Saturday 24 March 2018

This Post is not about movement standards in the 2018 CrossFit Open

CrossFit is so much more than just a workout.  A CrossFit box is so much more than just a gym.  And for me, the 2018 CrossFit Open was so much more than just a globally interactive fitness competition.

The 2018 CrossFit Open has illustrated to me how incredibly proud I should be of our members. They demonstrated grit, determination, integrity, friendship and enthusiasm, to name but a few.  They are a wonderful bunch and they CrossFitted their hearts out!  Proud doesn't even really begin to cover it!
 I am also a little but proud of myself too.  This is my fourth CrossFit Open since I started CrossFit but only the second one I have properly taken part in (injuries and mental brain-fuckery prevented the last two from being much more than a bit of a personal whine-fest).  It's the first time I have genuinely looked forward to a CrossFit workout and genuinely enjoyed being right in the horrible middle of it!

This is brand new territory for me.


If I'm brutally honest, I probably would have given up on CrossFit some time over the last couple of years if I hadn't had my own gym. I lost my way completely.  I didn't like it, I found it hard. I didn't focus on the things I should have been focusing on and I stopped enjoying the journey.  All I could see was the stuff I found hard - I couldn't see the progress.  I couldn't see any of the positives.

But recently, perhaps over the past 6 months or so, I have really found my love for CrossFit - I have genuinely begun to enjoy it in a way I never did before.

This time last year, one of my members, Jonny, tried to talk me into signing up for the Open but I just couldn't. It did not make me feel good trying to explain that the anxiety that came hand in hand with any competitive situation made it impossible to take part in the Open.  I was a gym owner who couldn't pull herself together enough to even do the Open with members of her gym who were saying it would be great to see me doing it!  I had to try to explain that to a member of my gym.  I felt like a fraud.

CrossFit made me sad; it made me cry. 

Fast forward to this year and the memory of that conversation with Jonny and a bit of gentle nagging from Joe made me realise how important it was that I sign up for the Open this year.  It was important for my members to see me suffer with them and it was important for me as a person to go into it with no (ok less) ego, to just try to get rid of the last vestiges of anxiety and just enjoy the excitement of it all.

And I did it.  I looked forward to the announcements each week.  I looked forward to the workouts and I really enjoyed the whole thing from start to finish.  This is by far my biggest achievement in my 4 years of CrossFit Opens. 

I have learnt a lot about myself through doing CrossFit.  Here are 3 things this year's Open have taught me.

1 - I can (and want to - which is amazing) push harder than I do currently.  This is a work in progress and each time I push harder than I thought I was able to, I realise I still could have pushed harder.  I'm chasing that one workout where I just know I couldn't have given any more at all!

2 - I should have higher expectations of myself.  I spent 40 years of my life being really good at everything I ever did because I made sure I never did anything I wasn't sure I would be good at.  CrossFit strips that away!  I'm shit at so many things!  But I'm also better at some things than I think I should be.  So rather than setting the bar so low, no one could fail, I am going to set the bar just out of reach.


3 - It's just CrossFit!  It's just a workout.  If I do well, great but keep it in perspective; there are still people starving to death in the world and people sleeping rough on the streets of the UK in the 21st century - don't think it matters more than it does.
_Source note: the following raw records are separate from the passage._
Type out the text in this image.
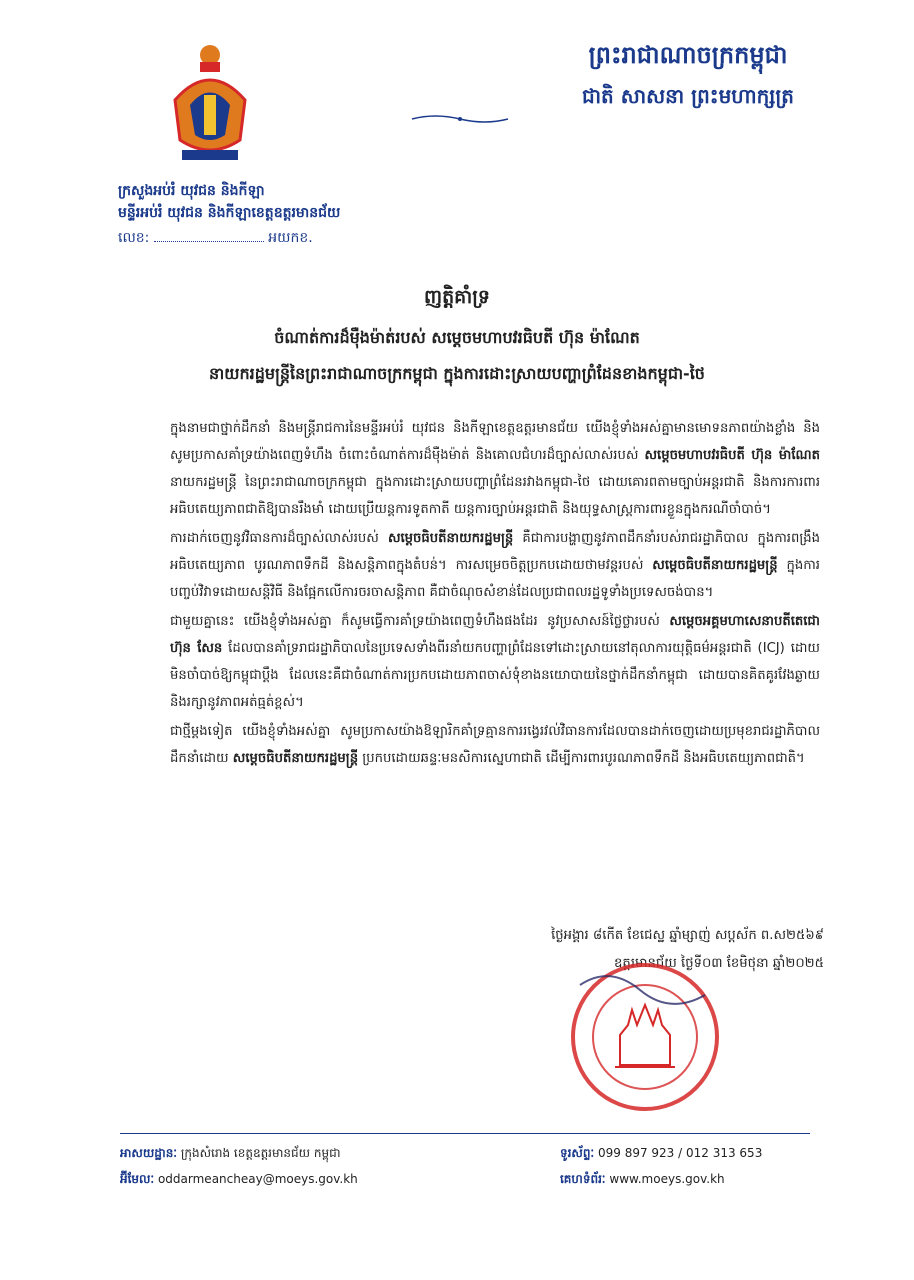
ព្រះរាជាណាចក្រកម្ពុជា
ជាតិ សាសនា ព្រះមហាក្សត្រ
ក្រសួងអប់រំ យុវជន និងកីឡា
មន្ទីរអប់រំ យុវជន និងកីឡាខេត្តឧត្តរមានជ័យ
លេខ:	អយកខ.
ញត្តិគាំទ្រ
ចំណាត់ការដ៏មុឺងម៉ាត់របស់ សម្តេចមហាបវរធិបតី ហ៊ុន ម៉ាណែត
នាយករដ្ឋមន្ត្រីនៃព្រះរាជាណាចក្រកម្ពុជា ក្នុងការដោះស្រាយបញ្ហាព្រំដែនខាងកម្ពុជា-ថៃ

ក្នុងនាមជាថ្នាក់ដឹកនាំ និងមន្ត្រីរាជការនៃមន្ទីរអប់រំ យុវជន និងកីឡាខេត្តឧត្តរមានជ័យ យើងខ្ញុំទាំងអស់គ្នាមានមោទនភាពយ៉ាងខ្លាំង និងសូមប្រកាសគាំទ្រយ៉ាងពេញទំហឹង ចំពោះចំណាត់ការដ៏មុឺងម៉ាត់ និងគោលជំហរដ៏ច្បាស់លាស់របស់ សម្តេចមហាបវរធិបតី ហ៊ុន ម៉ាណែត នាយករដ្ឋមន្ត្រី នៃព្រះរាជាណាចក្រកម្ពុជា ក្នុងការដោះស្រាយបញ្ហាព្រំដែនរវាងកម្ពុជា-ថៃ ដោយគោរពតាមច្បាប់អន្តរជាតិ និងការការពារអធិបតេយ្យភាពជាតិឱ្យបានរឹងមាំ ដោយប្រើយន្តការទូតកាតី យន្តការច្បាប់អន្តរជាតិ និងយុទ្ធសាស្ត្រការពារខ្លួនក្នុងករណីចាំបាច់។

ការដាក់ចេញនូវវិធានការដ៏ច្បាស់លាស់របស់ សម្តេចធិបតីនាយករដ្ឋមន្ត្រី គឺជាការបង្ហាញនូវភាពដឹកនាំរបស់រាជរដ្ឋាភិបាល ក្នុងការពង្រឹងអធិបតេយ្យភាព បូរណភាពទឹកដី និងសន្តិភាពក្នុងតំបន់។ ការសម្រេចចិត្តប្រកបដោយថាមវន្តរបស់ សម្តេចធិបតីនាយករដ្ឋមន្ត្រី ក្នុងការបញ្ចប់វិវាទដោយសន្តិវិធី និងផ្អែកលើការចរចាសន្តិភាព គឺជាចំណុចសំខាន់ដែលប្រជាពលរដ្ឋទូទាំងប្រទេសចង់បាន។

ជាមួយគ្នានេះ យើងខ្ញុំទាំងអស់គ្នា ក៏សូមធ្វើការគាំទ្រយ៉ាងពេញទំហឹងផងដែរ នូវប្រសាសន៍ថ្លៃថ្លារបស់ សម្តេចអគ្គមហាសេនាបតីតេជោ ហ៊ុន សែន ដែលបានគាំទ្ររាជរដ្ឋាភិបាលនៃប្រទេសទាំងពីរនាំយកបញ្ហាព្រំដែនទៅដោះស្រាយនៅតុលាការយុត្តិធម៌អន្តរជាតិ (ICJ) ដោយមិនចាំបាច់ឱ្យកម្ពុជាប្តឹង ដែលនេះគឺជាចំណាត់ការប្រកបដោយភាពចាស់ទុំខាងនយោបាយនៃថ្នាក់ដឹកនាំកម្ពុជា ដោយបានគិតគូរវែងឆ្ងាយ និងរក្សានូវភាពអត់ធ្មត់ខ្ពស់។

ជាថ្មីម្តងទៀត យើងខ្ញុំទាំងអស់គ្នា សូមប្រកាសយ៉ាងឱឡារិកគាំទ្រគ្មានការរង្វេរវល់វិធានការដែលបានដាក់ចេញដោយប្រមុខរាជរដ្ឋាភិបាលដឹកនាំដោយ សម្តេចធិបតីនាយករដ្ឋមន្ត្រី ប្រកបដោយឆន្ទៈមនសិការស្នេហាជាតិ ដើម្បីការពារបូរណភាពទឹកដី និងអធិបតេយ្យភាពជាតិ។

ថ្ងៃអង្គារ ៨កើត ខែជេស្ឋ ឆ្នាំម្សាញ់ សប្តស័ក ព.ស២៥៦៩
ឧត្តរមានជ័យ ថ្ងៃទី០៣ ខែមិថុនា ឆ្នាំ២០២៥
អាសយដ្ឋានៈ ក្រុងសំរោង ខេត្តឧត្តរមានជ័យ កម្ពុជា
អ៊ីមែលៈ oddarmeancheay@moeys.gov.kh
ទូរស័ព្ទៈ 099 897 923 / 012 313 653
គេហទំព័រៈ www.moeys.gov.kh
If I don't do well, it's really not the end of the world, keep it in perspective; there are children being bombed in war-torn countries and having to go to work at the age of 5, don't think it matters more than it does.  


How lucky am I to be able have a little egocentric, existential crisis over CrossFit?  How lucky am I that I get to do this crazy thing every day?  How dare I squander my good fortune with pathetic little whines over not being able to do as many muscleups as I would have liked to or getting all proud of the fact that at the age of 46 I can do muscleups at all.


I am so unbelievably lucky to have a mind, body and circumstances that allow me to do CrossFit.  From here on in. I am going to enjoy every second, however miserable!

Well done to everyone who took part in the Open this year.  I hope you enjoyed it and let's try to remember that although a CrossFit wod may be just a workout, as all CrossFitters know, it also is so, so much more.